In this category of the population, the potential for invested capital is estimated at between $400 billion and $1 trillion over the next 10 years, realising profits of between $183 billion and $667 billion.
These estimates are based on analyse conducted on selected businesses in the housing, rural water delivery, maternal health, primary education and financial services sectors for this portion of the global population.
“Impact investing will reveal itself to be one of the most powerful changes within the asset management industry in the years to come,” the report states.
This will result in more investors developing strategies where capital investments simultaneously generate both financial returns and social and environmental returns.
Currently, impact investors range from development finance institutions, private foundations and pension funds to commercial banks, private companies and large-scale financial institutions
With the high levels of poverty in Africa, it is set to be a major destination for such investments and an alternative vehicle for channeling private capital for social benefit, backing up government and philanthropists’ efforts.
Over the years, there have been such investments on the continent in sectors such as clean technology, microfinance, and community development finance.

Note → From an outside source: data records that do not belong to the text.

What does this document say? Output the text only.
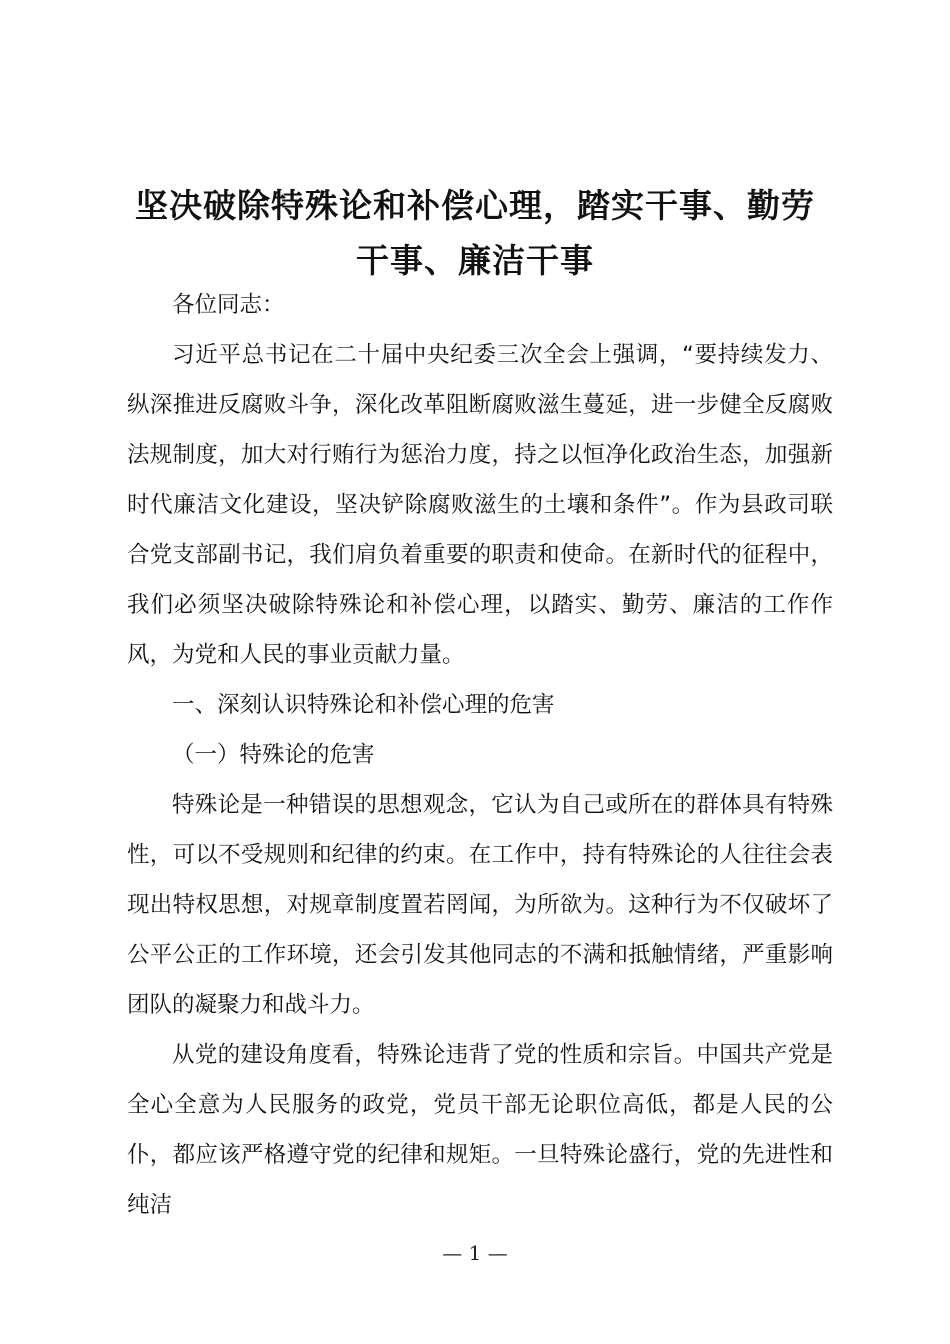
坚决破除特殊论和补偿心理，踏实干事、勤劳
干事、廉洁干事

各位同志：

习近平总书记在二十届中央纪委三次全会上强调，“要持续发力、纵深推进反腐败斗争，深化改革阻断腐败滋生蔓延，进一步健全反腐败法规制度，加大对行贿行为惩治力度，持之以恒净化政治生态，加强新时代廉洁文化建设，坚决铲除腐败滋生的土壤和条件”。作为县政司联合党支部副书记，我们肩负着重要的职责和使命。在新时代的征程中，我们必须坚决破除特殊论和补偿心理，以踏实、勤劳、廉洁的工作作风，为党和人民的事业贡献力量。

一、深刻认识特殊论和补偿心理的危害

（一）特殊论的危害

特殊论是一种错误的思想观念，它认为自己或所在的群体具有特殊性，可以不受规则和纪律的约束。在工作中，持有特殊论的人往往会表现出特权思想，对规章制度置若罔闻，为所欲为。这种行为不仅破坏了公平公正的工作环境，还会引发其他同志的不满和抵触情绪，严重影响团队的凝聚力和战斗力。

从党的建设角度看，特殊论违背了党的性质和宗旨。中国共产党是全心全意为人民服务的政党，党员干部无论职位高低，都是人民的公仆，都应该严格遵守党的纪律和规矩。一旦特殊论盛行，党的先进性和纯洁

— 1 —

“Though it is still at a nascent stage of development in Africa, in the past few years, there has been a robust uptake of the idea and practice of impact investment and there is clear evidence that it is taking root in key markets across the continent,” says Margot Brandenburg, an associate director at the Rockefeller Foundation.
This includes Standard Bank’s $100 million investment in 2009, in support of smallholder agricultural development in Ghana, Tanzania, Mozambique and Uganda.
This was an expanded form of a programme implemented in Kenya, in which the Alliance for a Green Revolution in Africa (Agra) and the International Fund for Agricultural Development provided $2.5 million each as a loan guarantee that leveraged $50 million from Equity Bank to support investments in smallholder agriculture.
Other impact investors in the region include, Root Capital that focuses on rural small and medium enterprises in Africa and Latin America, and recently made a $100,000 loan of working capital to Tanseed, a Tanzanian seed breeding company; and E+Co which supports businesses providing clean energy in developing countries and has invested in Zara Solar, a company that sells solar home systems to rural homes in Mwanza, Tanzania.
However, experts say that more still needs to be done to encourage impact investment in Africa.
Ms Brandenburg says that governments and the private sector need to work together to develop a favourable institutional and regulatory environment to support it.